The results of this study suggest that further research is needed. Our data, for instance, do not include an analysis of white matter or connectivity. Indeed, connectivity is likely important and has been implicated as a possible factor contributing to both RD and giftedness independently (Prescott, Gavrilescu, Cunnington, & O’Boyle, 2010; van der Mark et al., 2011). The differences reported here for cortical volume, in particular, touch upon what may be a reflection of pre- and postnatal experience that determine networks dependent upon how regions co-develop and connect. Future work looking at 2e and the neurological presentation of RD and giftedness together should include white matter and connectivity studies.

In addition to connectivity, other questions remain pertaining to how or why we observed these significant cortical differences. For example, were there unique gyral patterns in or around the ROIs that may have been linked to surface area measures like those reported in Craggs et al. (2006)? These types of analyses require standardized visual inspection of scans and cannot be conducted with the digitized data made available through FreeSurfer. However, future projects can make use of our scans to ascertain if unique or gross morphological characteristics are present in our samples.
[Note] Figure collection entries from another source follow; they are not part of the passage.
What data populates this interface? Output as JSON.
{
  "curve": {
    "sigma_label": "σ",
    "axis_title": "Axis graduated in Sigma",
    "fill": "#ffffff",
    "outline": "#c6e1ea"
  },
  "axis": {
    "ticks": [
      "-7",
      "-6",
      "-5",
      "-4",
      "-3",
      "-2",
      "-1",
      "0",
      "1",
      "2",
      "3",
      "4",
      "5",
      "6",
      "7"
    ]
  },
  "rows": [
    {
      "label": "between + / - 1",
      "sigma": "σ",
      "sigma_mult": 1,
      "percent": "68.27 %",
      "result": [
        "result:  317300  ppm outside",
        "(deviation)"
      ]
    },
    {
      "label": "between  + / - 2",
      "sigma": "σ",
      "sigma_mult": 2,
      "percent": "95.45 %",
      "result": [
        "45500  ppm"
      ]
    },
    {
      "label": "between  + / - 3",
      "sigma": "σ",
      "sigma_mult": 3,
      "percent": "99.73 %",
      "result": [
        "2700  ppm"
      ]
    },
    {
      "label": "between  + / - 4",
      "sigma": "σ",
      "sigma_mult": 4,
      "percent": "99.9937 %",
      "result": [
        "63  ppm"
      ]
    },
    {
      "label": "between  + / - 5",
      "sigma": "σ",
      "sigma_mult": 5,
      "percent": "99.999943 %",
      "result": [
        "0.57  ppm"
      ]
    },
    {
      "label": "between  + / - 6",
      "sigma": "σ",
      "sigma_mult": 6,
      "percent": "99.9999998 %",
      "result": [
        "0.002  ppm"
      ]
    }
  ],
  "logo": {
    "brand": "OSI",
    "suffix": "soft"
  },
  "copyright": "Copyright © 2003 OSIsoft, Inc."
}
In conclusion, we recognize several caveats and cautions that limit interpretation of our data. The most obvious is sample size with the possibility of null results due to power deficiencies or significant results due to chance or noise. Still, perhaps like other (and often first) neurological studies on unique populations (e.g., as reviewed in Harrison, 1999), we hope that these data will initiate new fields of research interest. While significant and large effects were found in our current preliminary work, they clearly require replication. We also hope that future research on this topic will be extended to the investigation of younger age groups, which may provide insight into the postnatal neurodevelopmental progressions of 2e/GRD individuals.

Acknowledgments

We would like to thank Carole McAteer, Mike Wilkins, George Hynd, Dawn Graham, and Lisa Neuenschwander for their help with the study. We would also like to thank our subjects for their participation.

Funding

This work was funded by the APA Foundation and the Esther Katz Rosen Foundation for Research and Programs on Giftedness in Children (J. Gilger, PI), with supplementary funds from UC Merced and the Carlston Cunningham Endowment.

Additional information

Funding

This work was funded by the APA Foundation and the Esther Katz Rosen Foundation for Research and Programs on Giftedness in Children (J. Gilger, PI), with supplementary funds from UC Merced and the Carlston Cunningham Endowment.

Notes

1. While we refer to our G and GRD groups as “gifted,” we recognize that in practice these individuals may not reach the threshold for a gifted classification based on a standardized test. Our average nonverbal IQ in our samples is technically in the high/superior range (>120) and this may not meet the cut-off criteria for some gifted programs or reach the standard range for giftedness on common IQ tests (>130). However, all GRD and G adults have high/superior IQs in the nonverbal domain that stand out from their normal performance in the verbal domain or their deficits in reading. Clearly these subjects had strengths in the nonverbal area and many subjects reported talents or hobbies in the arts, engineering and other spatially-oriented applications. Furthermore, many of the GRD subjects reported common issues seen in 2e students with nonverbal strengths, such as complicated diagnoses in elementary school, splinter skills and a preference for nonreading/nonverbal activities. The PIQ > VIQ split in the GRD group is also a frequently observed profile in the 2e. For these reasons we feel comfortable using our G and GRD comparison groups as adequate representatives of gifted and 2e samples, albeit they are not in the extreme gifted category and future research on such groups would further advance the field.